Mulher votando, trabalhando, se divorciando, queimando sutiã, tomando pílula, fazendo sexo livre, manifestando-se nas ruas, e agora sendo arrimo de família, são desejos e pulsões tensionadoras de novos rearranjos conjugais, sexuais.

Não adianta dizer que 50 tons de cinza é uma subliteratura, que não passa da exploração de putaria, e sim, qual interesse mundial em fazer desse livro um best-seller, para além das relações mercadológicas colocadas aí.

A intrusa nos permite fazer a mesma aliteração. A princípio, a personagem central é submissa, e Bruno Azevêdo conduz uma narrativa que nos leva a pensar isso.
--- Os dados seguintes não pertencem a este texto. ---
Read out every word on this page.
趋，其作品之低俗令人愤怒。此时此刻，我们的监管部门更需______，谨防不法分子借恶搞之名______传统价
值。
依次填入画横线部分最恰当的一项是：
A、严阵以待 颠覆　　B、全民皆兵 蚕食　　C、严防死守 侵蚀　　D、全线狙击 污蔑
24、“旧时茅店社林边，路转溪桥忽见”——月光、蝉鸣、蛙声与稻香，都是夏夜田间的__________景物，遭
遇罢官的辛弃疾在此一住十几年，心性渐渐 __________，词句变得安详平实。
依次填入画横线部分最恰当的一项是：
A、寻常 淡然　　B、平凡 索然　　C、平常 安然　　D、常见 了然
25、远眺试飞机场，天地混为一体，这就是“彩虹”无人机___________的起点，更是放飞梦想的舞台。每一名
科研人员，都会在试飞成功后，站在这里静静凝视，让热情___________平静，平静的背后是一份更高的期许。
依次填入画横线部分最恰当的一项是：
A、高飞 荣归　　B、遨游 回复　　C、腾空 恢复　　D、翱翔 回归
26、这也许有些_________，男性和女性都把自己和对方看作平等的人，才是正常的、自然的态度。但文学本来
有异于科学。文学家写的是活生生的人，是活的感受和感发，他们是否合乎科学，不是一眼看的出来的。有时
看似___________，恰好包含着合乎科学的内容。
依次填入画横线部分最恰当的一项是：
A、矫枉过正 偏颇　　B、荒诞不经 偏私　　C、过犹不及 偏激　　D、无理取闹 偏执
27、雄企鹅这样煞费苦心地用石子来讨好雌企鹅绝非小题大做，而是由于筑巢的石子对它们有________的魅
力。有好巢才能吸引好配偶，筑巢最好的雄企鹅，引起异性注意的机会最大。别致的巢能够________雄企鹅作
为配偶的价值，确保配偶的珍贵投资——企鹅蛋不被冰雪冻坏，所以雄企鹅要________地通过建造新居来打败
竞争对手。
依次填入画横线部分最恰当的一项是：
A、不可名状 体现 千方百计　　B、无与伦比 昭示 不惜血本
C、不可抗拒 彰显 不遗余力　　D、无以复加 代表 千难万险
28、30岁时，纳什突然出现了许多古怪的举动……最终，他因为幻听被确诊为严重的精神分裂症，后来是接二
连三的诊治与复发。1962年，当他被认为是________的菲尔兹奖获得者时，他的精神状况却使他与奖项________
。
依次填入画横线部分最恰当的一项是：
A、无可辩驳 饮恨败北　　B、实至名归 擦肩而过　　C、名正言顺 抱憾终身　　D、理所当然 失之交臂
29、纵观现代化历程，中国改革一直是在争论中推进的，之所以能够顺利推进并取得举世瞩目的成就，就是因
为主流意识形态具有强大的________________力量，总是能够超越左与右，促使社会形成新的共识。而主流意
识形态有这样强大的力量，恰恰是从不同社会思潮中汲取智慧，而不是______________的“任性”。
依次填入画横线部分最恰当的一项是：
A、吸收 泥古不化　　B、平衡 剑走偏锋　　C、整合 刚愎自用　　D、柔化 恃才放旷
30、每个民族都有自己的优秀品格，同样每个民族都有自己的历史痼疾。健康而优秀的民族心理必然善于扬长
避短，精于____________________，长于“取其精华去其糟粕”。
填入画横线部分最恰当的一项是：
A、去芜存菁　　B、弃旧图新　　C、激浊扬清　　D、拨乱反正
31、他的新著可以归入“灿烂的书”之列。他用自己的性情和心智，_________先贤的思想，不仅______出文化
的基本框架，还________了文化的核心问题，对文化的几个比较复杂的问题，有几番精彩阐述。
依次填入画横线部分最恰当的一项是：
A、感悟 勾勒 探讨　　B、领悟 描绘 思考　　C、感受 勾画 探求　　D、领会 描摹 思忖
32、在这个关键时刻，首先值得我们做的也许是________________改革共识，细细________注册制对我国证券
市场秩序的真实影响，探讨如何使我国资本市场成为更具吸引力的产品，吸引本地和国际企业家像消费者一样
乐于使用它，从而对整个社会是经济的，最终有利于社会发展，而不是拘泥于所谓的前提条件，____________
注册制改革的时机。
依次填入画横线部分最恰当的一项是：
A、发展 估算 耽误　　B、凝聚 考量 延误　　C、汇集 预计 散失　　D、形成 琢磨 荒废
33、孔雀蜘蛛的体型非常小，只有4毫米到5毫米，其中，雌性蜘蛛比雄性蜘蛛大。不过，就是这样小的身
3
Uma das inflexões é entender a personagem como dístico, como vórtice de uma mulher em crise entre um modelo supostamente arcaico, tradicional de relacionamento, cuja ocupação da mulher é satisfazer os caprichos do marido, e aquela que pode descobrir outras potencialidades.

Engana-se quem acha que o arquétipo da boa esposa está superado, que os novos meneios e condições sociais de uma mulher emancipada não trazem elementos de tensões subjetivas para as mulheres e isso A intrusa explora muito bem.

O pano de fundo do romance é adentrar nas sendas dessa mulher pós-moderna dividida entre um antigo arquétipo, que elas carregam desde a primeira mulher, e as de hoje, tentando se equilibrar entre casar e não casar, ter filhos ou não, trepar com ou sem culpa, trair e não trair, ser e não ser.

Quem é A intrusa? A mãe de Wanderley, a amiga-amante que ele introduziu no seu lar e/ou a descoberta de novos desejos e sensações que até então. Ela não havia despertado? Quem traiu quem? Quem era o fraco da história, ela ou o novo Wanderley, que vai paulatinamente negociando e reconfigurando sua forma de amar e se relacionar? 

O romance melassunga, propositadamente composto em formato pequeno, de banca de revista, de fácil manuseio, papel polén 80, times 11/9, capa cor-de-rosa, com ilustrações de rir, cujos intervalos dos capítulos são sempre iniciados com epígrafes satíricas, perturbadoras, provocativas, ilustrativas, fazem d’A Intrusa um romance “intruso” nas nossas estantes de livros cujos romances ditos Romances dificilmente ladeariam com um de categoria exatamente intitulado de melassunga.